In reality, though, the formal meeting often carries far more weight. It’s the moment where a year’s learning is brought together: what’s gone well, what’s been difficult, how that aligns with professional standards, and what needs to happen next. All in one conversation.
That’s a big ask - and it doesn’t just require coaching. Sometimes it needs guidance. Sometimes it draws on professional judgement. Sometimes it moves quite quickly from reflection into direction, simply because there isn’t the time or space to stay with open exploration. These conversations, done well, do a lot of work.
When the reviewer, as is usually the case, is a line manager, then coaching also sits alongside accountability, responsibility and judgement. Even in strong, trusting relationships, those elements don’t disappear, even if they are not always explicitly acknowledged.
If your main experience of coaching is in that kind of space - time‑limited, potentially high stakes and carrying both support and (unspoken) evaluation - it’s understandable that it starts to feel complex, even slightly uncomfortable. Something that needs to be “done properly”.
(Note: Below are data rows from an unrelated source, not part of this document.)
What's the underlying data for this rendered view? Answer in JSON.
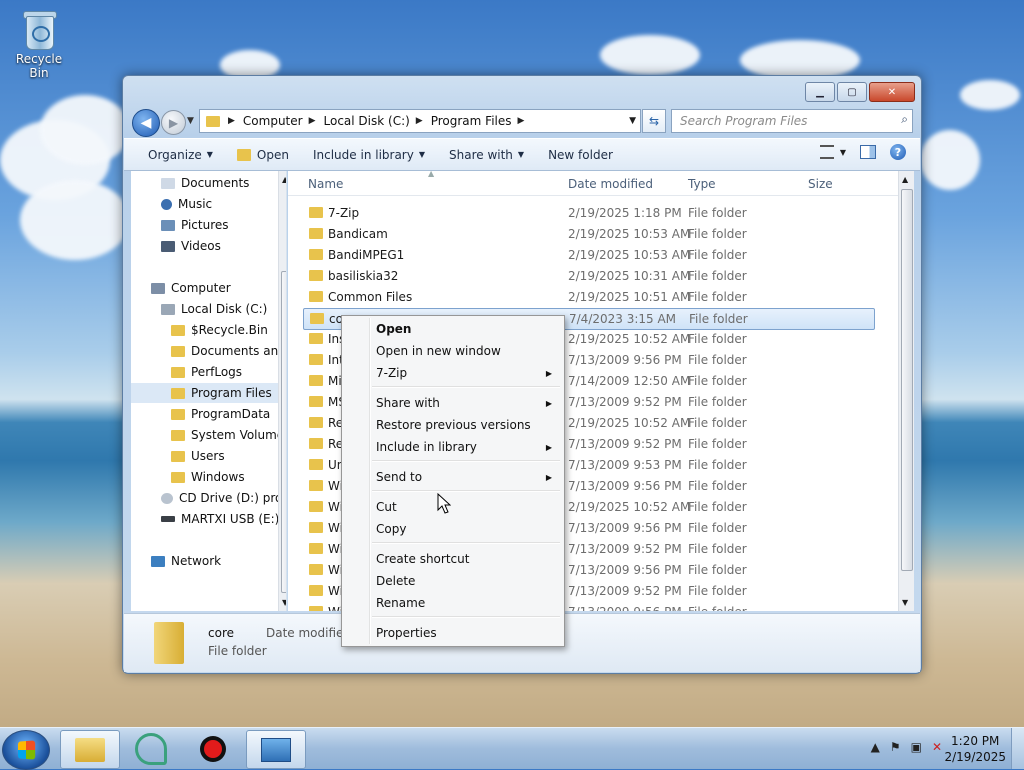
{
  "desktop": {
    "recycle_bin_label": "Recycle Bin"
  },
  "window": {
    "controls": {
      "minimize": "▁",
      "maximize": "▢",
      "close": "✕"
    },
    "address": [
      "Computer",
      "Local Disk (C:)",
      "Program Files"
    ],
    "search_placeholder": "Search Program Files",
    "toolbar": {
      "organize": "Organize",
      "open": "Open",
      "include_in_library": "Include in library",
      "share_with": "Share with",
      "new_folder": "New folder"
    },
    "nav": {
      "items": [
        "Documents",
        "Music",
        "Pictures",
        "Videos",
        "Computer",
        "Local Disk (C:)",
        "$Recycle.Bin",
        "Documents and",
        "PerfLogs",
        "Program Files",
        "ProgramData",
        "System Volume",
        "Users",
        "Windows",
        "CD Drive (D:) pro",
        "MARTXI USB (E:)",
        "Network"
      ]
    },
    "columns": {
      "name": "Name",
      "date": "Date modified",
      "type": "Type",
      "size": "Size"
    },
    "files": [
      {
        "name": "7-Zip",
        "date": "2/19/2025 1:18 PM",
        "type": "File folder"
      },
      {
        "name": "Bandicam",
        "date": "2/19/2025 10:53 AM",
        "type": "File folder"
      },
      {
        "name": "BandiMPEG1",
        "date": "2/19/2025 10:53 AM",
        "type": "File folder"
      },
      {
        "name": "basiliskia32",
        "date": "2/19/2025 10:31 AM",
        "type": "File folder"
      },
      {
        "name": "Common Files",
        "date": "2/19/2025 10:51 AM",
        "type": "File folder"
      },
      {
        "name": "co",
        "date": "7/4/2023 3:15 AM",
        "type": "File folder"
      },
      {
        "name": "Ins",
        "date": "2/19/2025 10:52 AM",
        "type": "File folder"
      },
      {
        "name": "Int",
        "date": "7/13/2009 9:56 PM",
        "type": "File folder"
      },
      {
        "name": "Mi",
        "date": "7/14/2009 12:50 AM",
        "type": "File folder"
      },
      {
        "name": "MS",
        "date": "7/13/2009 9:52 PM",
        "type": "File folder"
      },
      {
        "name": "Re",
        "date": "2/19/2025 10:52 AM",
        "type": "File folder"
      },
      {
        "name": "Re",
        "date": "7/13/2009 9:52 PM",
        "type": "File folder"
      },
      {
        "name": "Un",
        "date": "7/13/2009 9:53 PM",
        "type": "File folder"
      },
      {
        "name": "Wi",
        "date": "7/13/2009 9:56 PM",
        "type": "File folder"
      },
      {
        "name": "Wi",
        "date": "2/19/2025 10:52 AM",
        "type": "File folder"
      },
      {
        "name": "Wi",
        "date": "7/13/2009 9:56 PM",
        "type": "File folder"
      },
      {
        "name": "Wi",
        "date": "7/13/2009 9:52 PM",
        "type": "File folder"
      },
      {
        "name": "Wi",
        "date": "7/13/2009 9:56 PM",
        "type": "File folder"
      },
      {
        "name": "Wi",
        "date": "7/13/2009 9:52 PM",
        "type": "File folder"
      },
      {
        "name": "Wi",
        "date": "7/13/2009 9:56 PM",
        "type": "File folder"
      }
    ],
    "details": {
      "name": "core",
      "type": "File folder",
      "date_label": "Date modified"
    }
  },
  "context_menu": {
    "open": "Open",
    "open_new_window": "Open in new window",
    "seven_zip": "7-Zip",
    "share_with": "Share with",
    "restore_previous": "Restore previous versions",
    "include_in_library": "Include in library",
    "send_to": "Send to",
    "cut": "Cut",
    "copy": "Copy",
    "create_shortcut": "Create shortcut",
    "delete": "Delete",
    "rename": "Rename",
    "properties": "Properties"
  },
  "taskbar": {
    "time": "1:20 PM",
    "date": "2/19/2025"
  }
}
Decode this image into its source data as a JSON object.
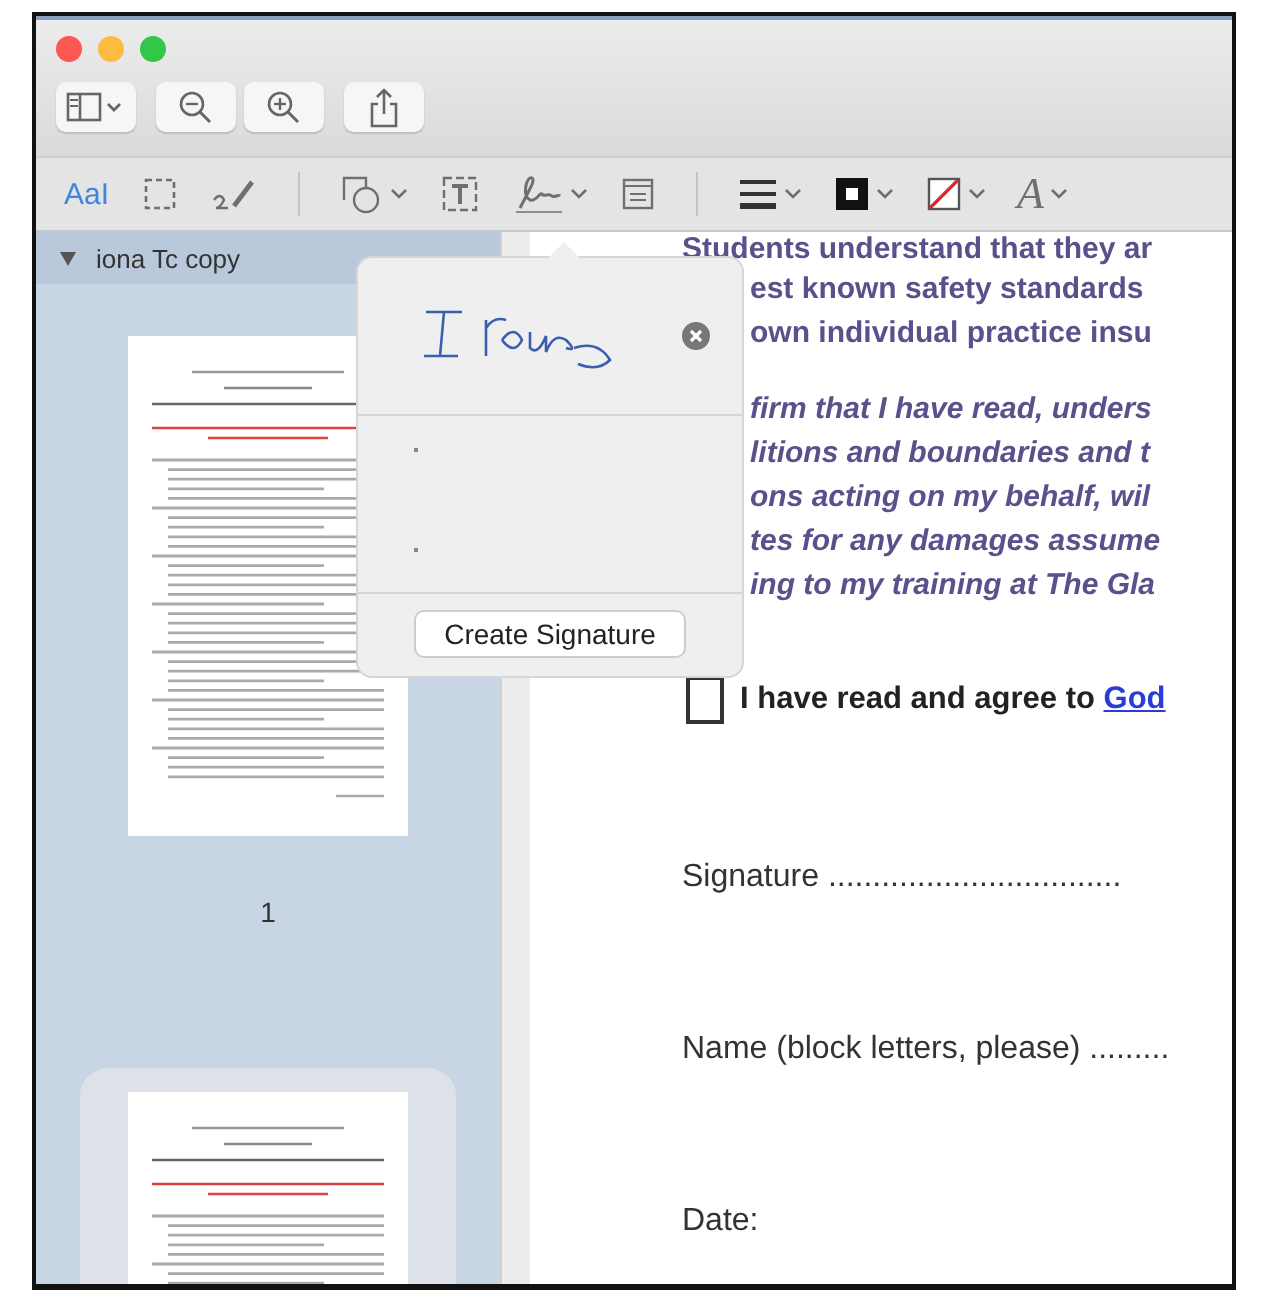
{
  "window": {
    "controls": [
      {
        "kind": "close"
      },
      {
        "kind": "minimize"
      },
      {
        "kind": "zoom"
      }
    ]
  },
  "toolbar": {
    "buttons": [
      {
        "kind": "sidebar"
      },
      {
        "kind": "zoom-out"
      },
      {
        "kind": "zoom-in"
      },
      {
        "kind": "share"
      }
    ]
  },
  "markup_toolbar": {
    "tools": [
      {
        "kind": "text",
        "label": "AaI",
        "selected": true
      },
      {
        "kind": "select",
        "selected": false
      },
      {
        "kind": "sketch",
        "selected": false
      },
      {
        "kind": "shapes",
        "selected": false
      },
      {
        "kind": "textbox",
        "selected": false
      },
      {
        "kind": "sign",
        "selected": false
      },
      {
        "kind": "note",
        "selected": false
      },
      {
        "kind": "lines",
        "selected": false
      },
      {
        "kind": "border",
        "selected": false
      },
      {
        "kind": "fill",
        "selected": false
      },
      {
        "kind": "font",
        "label": "A",
        "selected": false
      }
    ]
  },
  "sidebar": {
    "document": "iona Tc copy",
    "expanded": true,
    "pages": [
      {
        "label": "1",
        "selected": false
      },
      {
        "selected": true
      }
    ]
  },
  "signature_popover": {
    "signatures": [
      {
        "kind": "handwritten"
      }
    ],
    "create_button": "Create Signature"
  },
  "document": {
    "paragraphs": [
      {
        "kind": "bold",
        "lines": [
          "Students understand that they ar",
          "est known safety standards",
          "own individual practice insu"
        ]
      },
      {
        "kind": "bold-italic",
        "lines": [
          "firm that I have read, unders",
          "litions and boundaries and t",
          "ons acting on my behalf, wil",
          "tes for any damages assume",
          "ing to my training at The Gla"
        ]
      }
    ],
    "agreement": {
      "checked": false,
      "text": "I have read and agree to ",
      "link": "God"
    },
    "fields": [
      "Signature .................................",
      "Name (block letters, please) .........",
      "Date:"
    ]
  }
}
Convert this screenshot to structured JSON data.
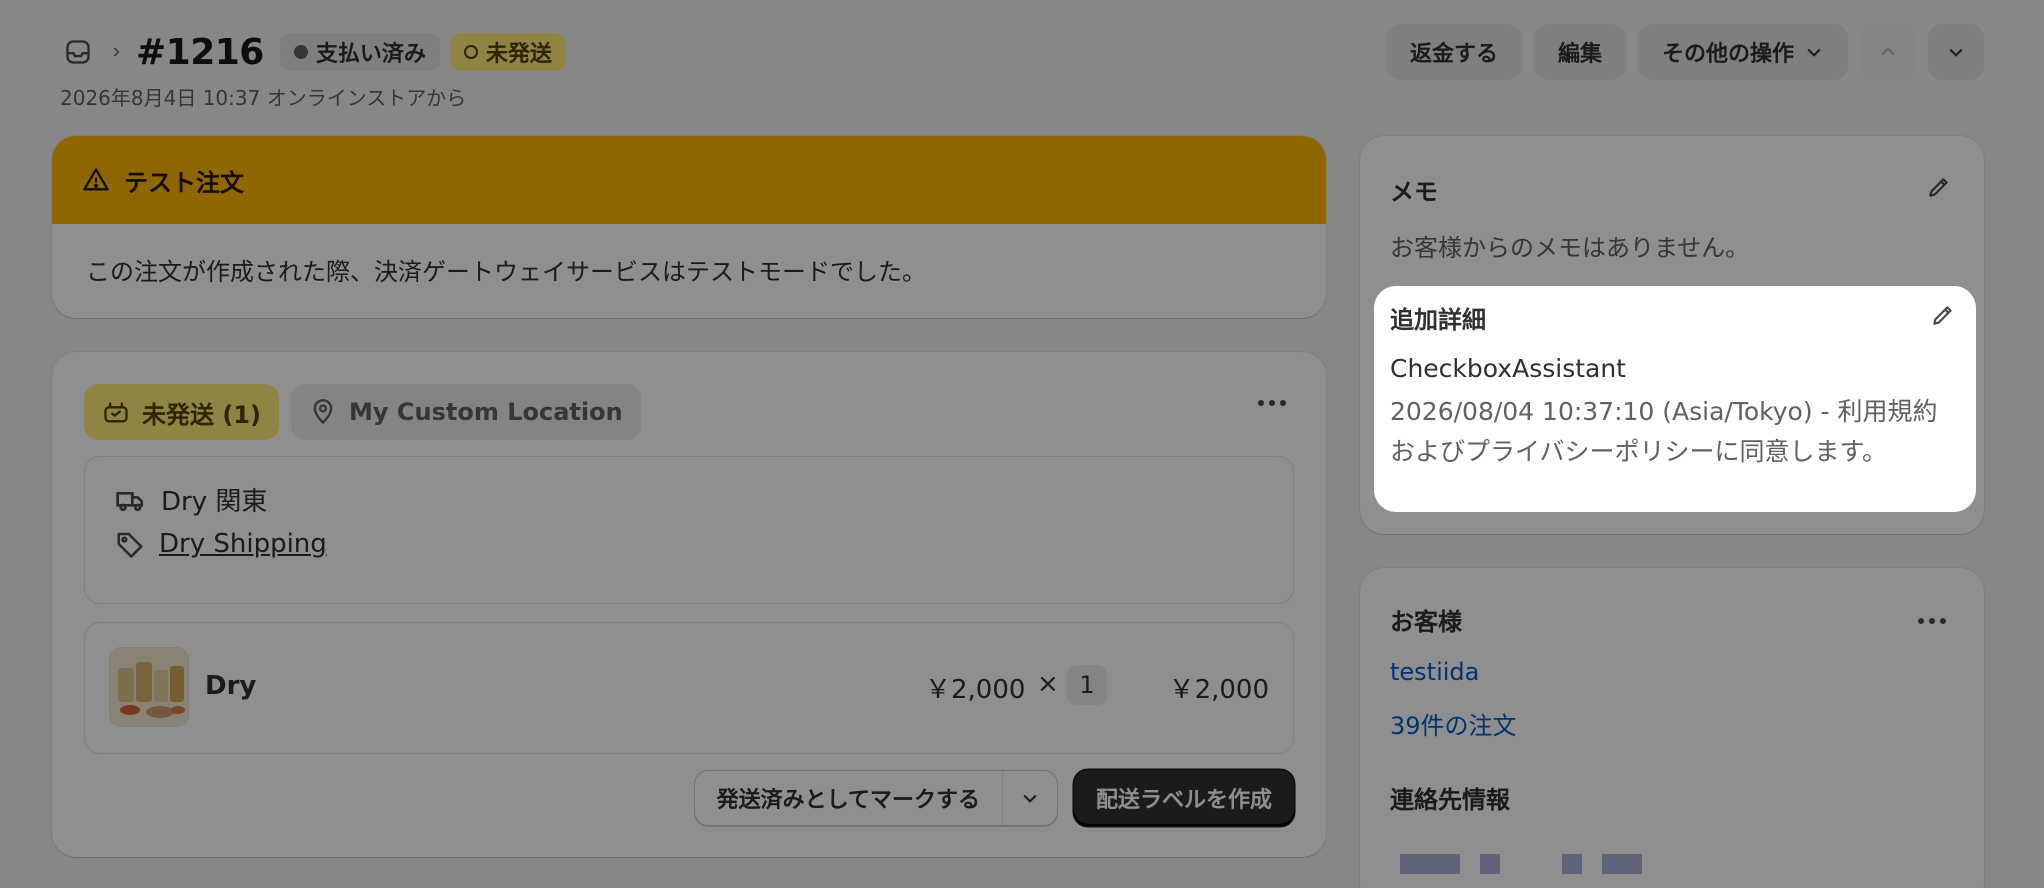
{
  "header": {
    "order_number": "#1216",
    "badge_paid": "支払い済み",
    "badge_unfulfilled": "未発送",
    "subtitle": "2026年8月4日 10:37 オンラインストアから",
    "buttons": {
      "refund": "返金する",
      "edit": "編集",
      "more_actions": "その他の操作"
    }
  },
  "test_banner": {
    "title": "テスト注文",
    "body": "この注文が作成された際、決済ゲートウェイサービスはテストモードでした。"
  },
  "fulfillment": {
    "status_label": "未発送 (1)",
    "location": "My Custom Location",
    "shipping_method": "Dry 関東",
    "shipping_profile": "Dry Shipping",
    "item": {
      "name": "Dry",
      "unit_price": "￥2,000",
      "times": "×",
      "quantity": "1",
      "total": "￥2,000"
    },
    "mark_fulfilled": "発送済みとしてマークする",
    "create_label": "配送ラベルを作成"
  },
  "memo": {
    "title": "メモ",
    "empty": "お客様からのメモはありません。"
  },
  "additional_details": {
    "title": "追加詳細",
    "name": "CheckboxAssistant",
    "text": "2026/08/04 10:37:10 (Asia/Tokyo) - 利用規約およびプライバシーポリシーに同意します。"
  },
  "customer": {
    "title": "お客様",
    "name": "testiida",
    "orders": "39件の注文",
    "contact_title": "連絡先情報"
  },
  "colors": {
    "banner": "#ffb800",
    "badge_yellow": "#ffeb78",
    "link": "#005bd3",
    "primary_button": "#303030"
  }
}
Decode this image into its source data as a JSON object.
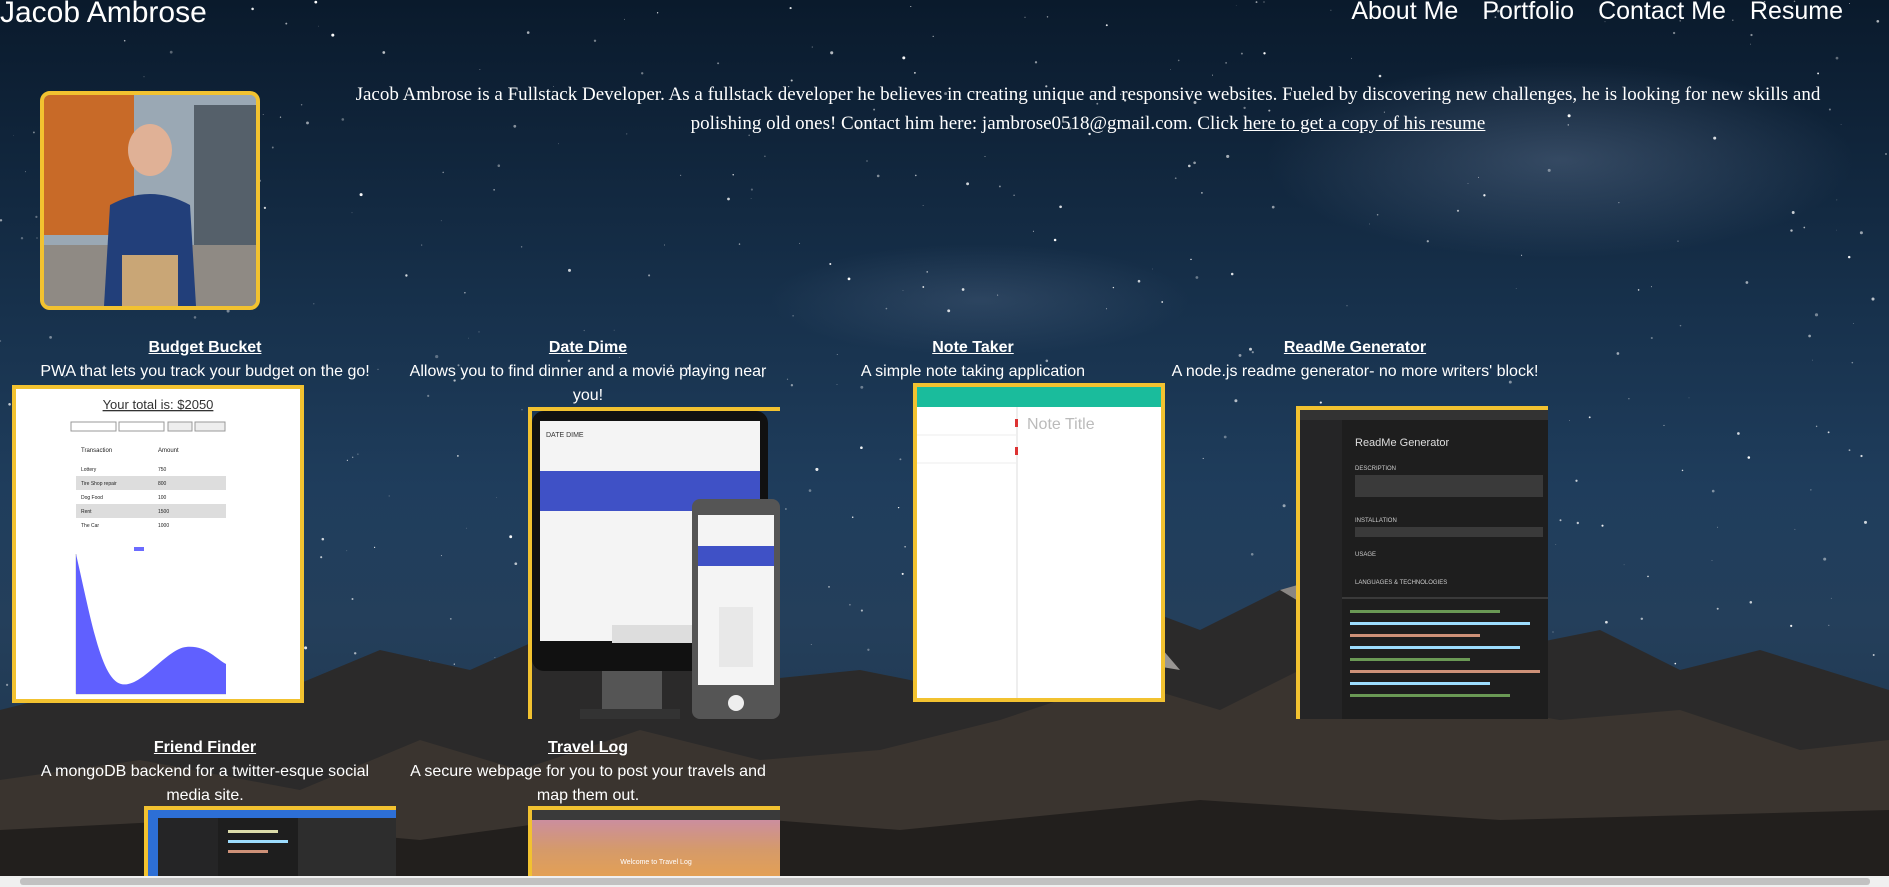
{
  "header": {
    "site_name": "Jacob Ambrose",
    "nav": [
      "About Me",
      "Portfolio",
      "Contact Me",
      "Resume"
    ]
  },
  "bio": {
    "text": "Jacob Ambrose is a Fullstack Developer. As a fullstack developer he believes in creating unique and responsive websites. Fueled by discovering new challenges, he is looking for new skills and polishing old ones! Contact him here: jambrose0518@gmail.com. Click ",
    "resume_link": "here to get a copy of his resume"
  },
  "projects": [
    {
      "title": "Budget Bucket",
      "description": "PWA that lets you track your budget on the go!"
    },
    {
      "title": "Date Dime",
      "description": "Allows you to find dinner and a movie playing near you!"
    },
    {
      "title": "Note Taker",
      "description": "A simple note taking application"
    },
    {
      "title": "ReadMe Generator",
      "description": "A node.js readme generator- no more writers' block!"
    },
    {
      "title": "Friend Finder",
      "description": "A mongoDB backend for a twitter-esque social media site."
    },
    {
      "title": "Travel Log",
      "description": "A secure webpage for you to post your travels and map them out."
    }
  ],
  "thumbnails": {
    "budget_total": "Your total is: $2050",
    "budget_table_headers": [
      "Transaction",
      "Amount"
    ],
    "budget_table_rows": [
      [
        "Lottery",
        "750"
      ],
      [
        "Tire Shop repair",
        "800"
      ],
      [
        "Dog Food",
        "100"
      ],
      [
        "Rent",
        "1500"
      ],
      [
        "The Car",
        "1000"
      ]
    ],
    "date_dime_logo": "DATE DIME",
    "note_title": "Note Title",
    "readme_heading": "ReadMe Generator",
    "readme_sections": [
      "DESCRIPTION",
      "INSTALLATION",
      "USAGE",
      "LANGUAGES & TECHNOLOGIES"
    ],
    "travel_log_heading": "Welcome to Travel Log"
  },
  "colors": {
    "accent_border": "#f2c230",
    "text": "#ffffff",
    "note_header": "#1abc9c"
  }
}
Some reviewers may feel they’re not very good at coaching, because they find themselves offering suggestions or giving direction. Others hold tightly to a non‑directive stance, asking carefully constructed questions, following a pre-determined structure but never getting beneath the surface. It’s difficult to build confidence - not necessarily because of a lack of skill, but because the situation itself is complicated.
And if PRD is the main experience that shapes how coaching is seen, then it becomes harder to envisage how it fits into the rest of school life. Which actually goes against the wider intention behind coaching in Scottish education - it’s meant to support ongoing reflection, professional enquiry and more thoughtful dialogue over time, not just in annual meetings.
I don’t have an answer to these tensions – and it’s critically important that coaching approaches continue to underpin the PRD process. But, if we were collectively able to view coaching as a way of being rather than something to ‘do’ or perform, then it could be simplified and be made more accessible – something that happens in everyday conversations, in moments where thinking is explored rather than rushed.
And if everyone in schools was equipped to notice these opportunities to pause, to listen more carefully, to be curious, then perhaps we’d see the transformation that coaching has long promised but has not yet always delivered.